Molecular sieves are formed from zeolite, which provides them with a highly organized crystalline structure. Different sized molecular sieves are formed through the combination of the zeolite with different cations. These two traits (structure and pore size) enable molecular sieve desiccants to adsorb moisture or various other molecules from ambient air, flowing gas streams, and liquids.

How to regenerate molecular sieve

Like many other desiccants, molecular sieve can be regenerated for reuse.

However, due to molecular sieve’s high thermal stability, regenerating temperatures are in the range of 400°C (752°F) to 600°C (1112°F), in order to remove adsorbed water and other impurities. This range is much higher in comparison to silica gel or activated alumina.

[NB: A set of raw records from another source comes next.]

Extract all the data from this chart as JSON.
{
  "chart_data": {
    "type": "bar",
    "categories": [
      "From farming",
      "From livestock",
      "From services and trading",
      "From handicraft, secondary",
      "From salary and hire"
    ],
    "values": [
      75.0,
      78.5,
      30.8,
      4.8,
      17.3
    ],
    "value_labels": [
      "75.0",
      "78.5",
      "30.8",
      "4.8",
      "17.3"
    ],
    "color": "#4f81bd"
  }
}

The exact regeneration process can vary depending on the specific molecular sieve material and its intended application, but it typically involves heating the desiccant material in a stream of hot gas, such as nitrogen or air, for a period of time.

Optimal Storage Conditions of Molecular Sieve

AGM recommends storing molecular sieve in metal cans at room temperature (between15°C (60°F) and 27°C (80°F)) with humidity between 0%RH and 70%RH.

How long does molecular sieve last

AGM guarantees its molecular sieves for a minimum 1-year shelf life when stored in the original, unopened packaging.

How much do I need?

AGM is developing a sweet of tools to help you determine how much desiccant is necessary to protect your project. AGM’s Desiccant Unit Calculator is a free tool that provides desiccant unit quantities for Molecular Sieve, Silica Gel, and Clay desiccants based on a given volume of space.


Molecular sieve desiccants play a significant role in the moisture protection process for a wide set of industries. Their strengths include high adsorption capacity, great thermal stability, and selectivity of molecule capture.